Logistica, formazione e buon cibo. "Multinazionali, venite a Bologna"

Premio Mascagni. Il manager di Wellspect Healthcare: "Qui il mix perfetto" di Simone Arminio VIDEO L'intervista

Bologna, Maurizio Cevenini della Wellspect Healthcare

Bologna, Maurizio Cevenini della Wellspect Healthcare

Bologna, 22 luglio 2014 - Puntare sulla soddisfazione dell’utente finale, ma attenti anche alle necessità di chi paga. E tenendo conto che, di questi tempi, i due punti di vista potrebbero non coincidere. È il crinale su cui si muovono le aziende di forniture mediche oggi. Un argomento noto alla Wellspect Healthcare, multinazionale svedese che 15 anni fa, con il general manager Maurizio Cevenini (guarda la video intervista), scelse Casalecchio per come sede italiana.

Cevenini, ma perché non Milano?

"È una questione di maggiore cura".

Così è vago.

"Per cura intendo l’attenzione quotidiana nei confronti delle persone, l’accoglienza, la preparazione. Sarò campanilista, ma Bologna oggi è tra le poche città a offrire il giusto connubio tra centralità geografica, logistica, eccellenza nella formazione e capacità di relationship. E poi c’è il cibo".

Cosa c’entra il cibo, scusi?

"C’entra.
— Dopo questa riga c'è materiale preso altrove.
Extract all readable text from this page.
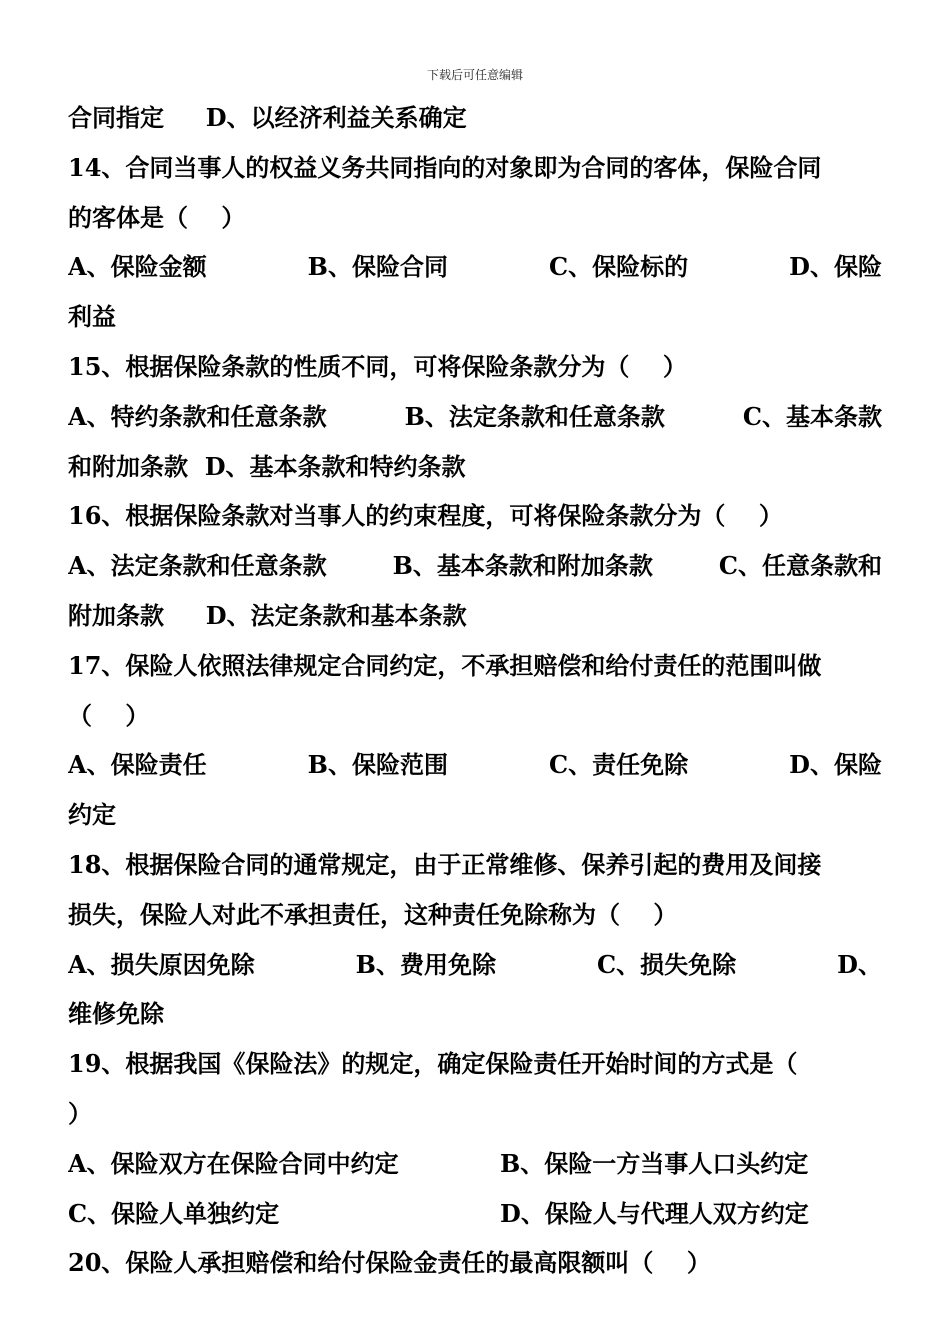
下载后可任意编辑
合同指定     D、以经济利益关系确定
14、合同当事人的权益义务共同指向的对象即为合同的客体，保险合同
的客体是（    ）
A、保险金额	B、保险合同	C、保险标的	D、保险
利益
15、根据保险条款的性质不同，可将保险条款分为（    ）
A、特约条款和任意条款	B、法定条款和任意条款	C、基本条款
和附加条款  D、基本条款和特约条款
16、根据保险条款对当事人的约束程度，可将保险条款分为（    ）
A、法定条款和任意条款	B、基本条款和附加条款	C、任意条款和
附加条款     D、法定条款和基本条款
17、保险人依照法律规定合同约定，不承担赔偿和给付责任的范围叫做
（    ）
A、保险责任	B、保险范围	C、责任免除	D、保险
约定
18、根据保险合同的通常规定，由于正常维修、保养引起的费用及间接
损失，保险人对此不承担责任，这种责任免除称为（    ）
A、损失原因免除	B、费用免除	C、损失免除	D、
维修免除
19、根据我国《保险法》的规定，确定保险责任开始时间的方式是（
）
A、保险双方在保险合同中约定	B、保险一方当事人口头约定
C、保险人单独约定	D、保险人与代理人双方约定
20、保险人承担赔偿和给付保险金责任的最高限额叫（    ）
Vede, la sede nazionale di un’azienda internazionale è soprattutto un luogo di incontri, di riunioni e rendez-vous ciclici tra gli agenti commerciali in giro per il Paese, i dirigenti provenienti dalla sede centrale e poi clienti, esperti, ricercatori, relatori di congressi e docenti di corsi d’aggiornamento. È fondamentale, perciò, che oltre che comoda e attrezzata, sia in un posto accogliente".

Bologna lo è?

"Buon cibo, giovialità, arte, cultura... giudichi lei. La soddisfazione che leggo sulla faccia di chi riparte mi gratifica delle lotte che feci, nel 1999, perché la sede italiana nascesse qui".

Fu solo campanilismo?

"No, per prima cosa ci fu un dato concreto: le persone più competenti, professionalmente parlando, le avremmo trovate qui. E infatti il team è rimasto lo stesso da allora".

Di cosa vi occupate?

"Commercializziamo dispositivi medici. Il principale è Lofric. Un innovativo catetere a intermittenza".

Cosa può esserci di innovativo in un tubicino di plastica?

"Tutto. E consideri prima di tutto che l’argomento, per chi ne è costretto all’uso, investe due importanti sfere personali: la salute e la dignità. Ecco, la forza di Lofric, il nostro prodotto di punta è stata quella di lavorare fin da subito su entrambi".

In che modo?

"Pensi a una persona che, per un trauma o malattia, ha perso la possibilità di urinare. Per farlo deve ricorrere a un catetere, il cui uso può risultare doloroso e umiliante. Noi lavoriamo su entrambi gli aspetti: con un packaging curato e discreto, un design che permette di non toccare mai il catetere, e il comfort di un sistema di lubrificazione istantaneo che riduce al minimo la frizione. Eliminando sia l’imbarazzo che il rischio di infezioni".

Ci dev’essere un punto debole.

"Sì, la spending review".

Vi ha colpiti?

"La ristrettezza economica ha indirizzato i sistemi sanitari regionali e quello nazionale a indire gare centralizzate che non guardano più alla qualità e alla vita degli assistiti ma al prezzo".

Come avete reagito?

"Facendo capire che un prodotto scadente non assolve alla missione primaria: migliorare la vita ai pazienti".

Non attacca: c’è crisi.

"Guardiamo all’aspetto economico, allora. Le abrasioni e le infezioni causate dai cateteri scadenti non tornano a incidere sul sistema sanitario? Meglio pensarci prima, allora. Meglio prevenire".